The story was okay to good, but the visuals made the film.
American Film Institute Ranking: #66/100
Academy Awards: Nominated for three winning best cinematography.
A whodunit wrapped around a historical time piece, “A Third Man” is another entry into the catalogue of film noir. It relies on tension created by relationships rather than overt violence. This doesn’t always keep the pace up, but the shots within the film are so intricate that it adds an artistic crust that makes up for the lack of action.
[STORY] Holly Martins (Joseph Cotton) comes to Vienna because his friend, Harry Limes (Orson Welles), has offered him a job. Holly is a Western pulp writer and is looking for steadier work. When he arrives, he learns that his friend Harry was killed crossing the street earlier in the day. Attending his funeral, he sees two interesting characters: Major Calloway with the British police (Trevor Howard) and Harry’s girl friend Anna Schmidt (Alida Valli).
Major Calloway tells Holly that Harry was a criminal running a racket in Vienna’s blackmarket. He meets with Anna to learn more details about her now deceased lover. She suggests that his death wasn’t an accident, that Harry was carried off by two of his friends and a third man.
Holly spends the rest of the movie trying to find out about “The Third Man” in hopes of clearing his friend’s name and getting to the bottom of his murder.
[ANALYSIS] I think the movie’s script is more exciting in reading than in execution. The story just drips of excitement, and I found myself getting reinterested when writing that short synopsis above. But, the film doesn’t handle it as well it could have. It’s much too subdued, and the climax of who the third man is happens much too soon (in the middle of the movie). This leaves no mystery for the back end, relying on tension between characters amplified by the cinematography.

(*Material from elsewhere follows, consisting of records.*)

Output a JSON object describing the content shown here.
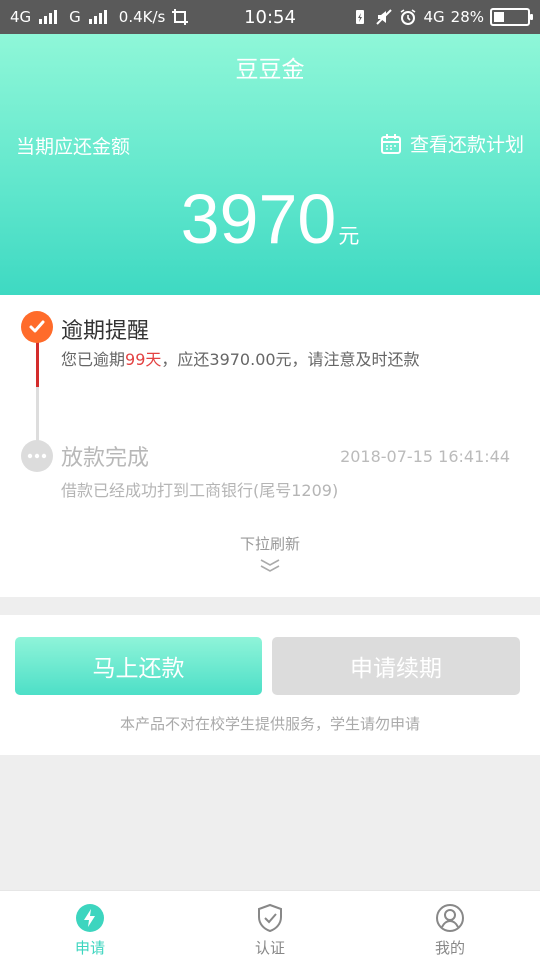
{
  "status_bar": {
    "network1": "4G",
    "network2": "G",
    "speed": "0.4K/s",
    "time": "10:54",
    "network3": "4G",
    "battery": "28%"
  },
  "header": {
    "title": "豆豆金",
    "amount_label": "当期应还金额",
    "plan_link": "查看还款计划",
    "amount": "3970",
    "unit": "元"
  },
  "timeline": [
    {
      "title": "逾期提醒",
      "desc_prefix": "您已逾期",
      "desc_highlight": "99天",
      "desc_suffix": "，应还3970.00元，请注意及时还款"
    },
    {
      "title": "放款完成",
      "time": "2018-07-15 16:41:44",
      "desc": "借款已经成功打到工商银行(尾号1209)"
    }
  ],
  "pull_refresh": "下拉刷新",
  "actions": {
    "repay": "马上还款",
    "extend": "申请续期",
    "notice": "本产品不对在校学生提供服务，学生请勿申请"
  },
  "nav": [
    {
      "label": "申请",
      "icon": "lightning-icon"
    },
    {
      "label": "认证",
      "icon": "shield-check-icon"
    },
    {
      "label": "我的",
      "icon": "user-icon"
    }
  ],
  "colors": {
    "accent": "#3dd5bf",
    "warning": "#ff6b2a",
    "overdue_red": "#e34242"
  }
}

One scene in particular is when Holly meets Harry in a ferris wheel:
From Harry’s view, you can see the people looking like ants down below, as he peers out of the booth’s door. You wonder if Harry is going to throw Holly out to his death. The height is as suffocating as the ill will between the two friends.
At the ending of the film, Harry runs away from Holly and the police in a labyrinth of sewers in underground Vienna. The maze’s tortuous path is further accented by the vibrant black and white differentials. When Harry runs into the final dead end, he sticks his hands through the gutter:
The writhing hands look like worms trying to squeeze their way to life. We already know Harry is trapped, but this image of his fingers attempting one last breathe cements a symbol of the “will to live” far more effectively.
[CONCLUSION] “The Third Man” is heralded as a classic, and I can see why on certain fronts. I just felt like the story wasn’t as tightly wound as I expected — the backend of the movie is more about looking at pretty film shots rather than an interesting narrative. This prevented it from being a more highly rated film for me. If you are a fan of cinematography, however, this is the film for you.
Other People’s Takes:
- Michael J. Cinema: “Martins’s struggle isn’t just one between best friend and girlfriend, but an existential struggle faced by European’s following the terror of the Third Reich. How does one operate in a world after they’ve come face-to-face with absolute villainy?”
- Pete Laurie: “The Third Man is a movie that pops up a lot in places where movie snobs and classic movie buffs gather.”
- Cory’s Book Essays: “The Third Man itself is a surprisingly whimsical detective story taking place in postwar Vienna, where destruction from the war is still noticeable on the streets.”